Document No. 9

I’ve just been catching on my ideological education, reading “A Notice on the Current Situation in the Ideological Arena” (关于当前意识形态领域情况的通知). The document was sent out by the Communist Party’s Central Office in April 2013. It’s not been published officially, but you can read about it here.

In it, the Party argues it is under attack from “anti-China western forces“ (西方的反华势力) and at home by book-clubs, letter writing liberals and “dissidents” (“异见分子”). In response, it calls for extreme vigilance among Party members, and policies which push back hard against calls for constitutionalism, “universal values” and other “western” evils.

It’s a stark document. It stresses there can be no compromise; across the fields of history, media and economic policy Document No.9 reasserts the official Leninist line - Do Not Question the Party. Whereas in previous years, discussion and some mild ‘revisionist’ ideas were kind of brooked, at least listened to, their more moderate adherents viewed as friends of the Party, trying to improve the system, now the ideas are clearly identified as poison and their carriers marked anti-revolutionary. It’s the difference between a Party member making “a mistake”, from which they can recover with reflection on their egregious errors and self-criticism, and being labelled “anti-Party”, at which point you better kiss your wife (and girlfriend(s)) goodbye. As has been remarked on much since, Document No. 9 is a foundational document for the New Era.

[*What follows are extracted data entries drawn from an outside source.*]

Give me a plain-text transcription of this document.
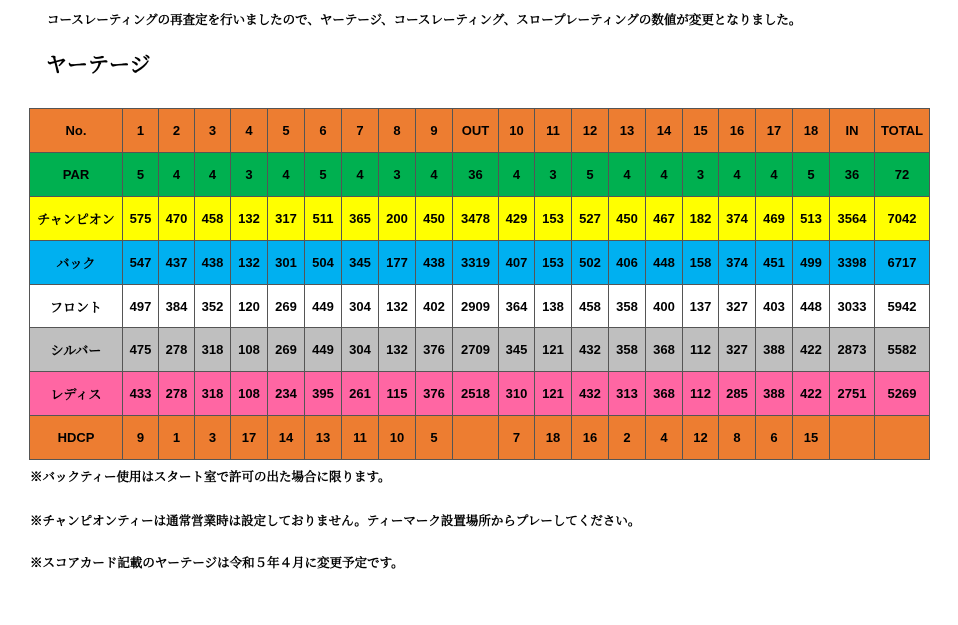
コースレーティングの再査定を行いましたので、ヤーテージ、コースレーティング、スロープレーティングの数値が変更となりました。
ヤーテージ
No.	1	2	3	4	5	6	7	8	9	OUT	10	11	12	13	14	15	16	17	18	IN	TOTAL
PAR	5	4	4	3	4	5	4	3	4	36	4	3	5	4	4	3	4	4	5	36	72
チャンピオン	575	470	458	132	317	511	365	200	450	3478	429	153	527	450	467	182	374	469	513	3564	7042
バック	547	437	438	132	301	504	345	177	438	3319	407	153	502	406	448	158	374	451	499	3398	6717
フロント	497	384	352	120	269	449	304	132	402	2909	364	138	458	358	400	137	327	403	448	3033	5942
シルバー	475	278	318	108	269	449	304	132	376	2709	345	121	432	358	368	112	327	388	422	2873	5582
レディス	433	278	318	108	234	395	261	115	376	2518	310	121	432	313	368	112	285	388	422	2751	5269
HDCP	9	1	3	17	14	13	11	10	5		7	18	16	2	4	12	8	6	15		
※バックティー使用はスタート室で許可の出た場合に限ります。
※チャンピオンティーは通常営業時は設定しておりません。ティーマーク設置場所からプレーしてください。
※スコアカード記載のヤーテージは令和５年４月に変更予定です。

What caught my eye, though, were the bits on the economy. The fourth type of ideological creep that the Party Centre is worried about, is called “New Liberalism” (新自由主义), which seems to be a catch-all category for liberal economics. Not without some exaggeration, the Document claims such economists push for “thorough privatization” (彻底私有化) and “complete marketization” (完全市场化) of the economy. They believe in the “all-powerful market” (市场万能话) theory, are opposed to public ownership (公有制), call SOEs a “state monopoly” (国家垄断), and they believe that “macro-economic management” (宏观调控) undermines market efficiency and vibrancy. In all this, of course, these new liberals are wrong. And here comes the strangle-hold line: “They want to change the basic economic structure and weaken the government’s ability to control the lifeblood of the economy” (削若政府对国民经济命脉的控制). In other words, all this new liberal economics is exactly what Gorbachev did to the Soviet system, undermining the Party’s foundational power.

And there we have it. Seven months before the Third Plenum of the 18th Party Congress in November 2013, the No. 9 Document had already laid out what New Era economic policy could not be. Market-leaning economic policies were cartoonishly mischaracterized, exaggerated and simplified, and then judged to be anti-revolutionary. No mention of the systemic corruption that the SOE system engenders, no truck given to the benefits of privatizing some non-strategic assets, and no time for the benefits of market incentives. Document No. 9 made fun of the “all-powerful market” theory and then the Third Plenum document called for the market to be the primary allocator of resources.

And there we have it; the core contradiction at the heart of economic policy making ever since, and one of the two main reasons reforms have stagnated. That and the money.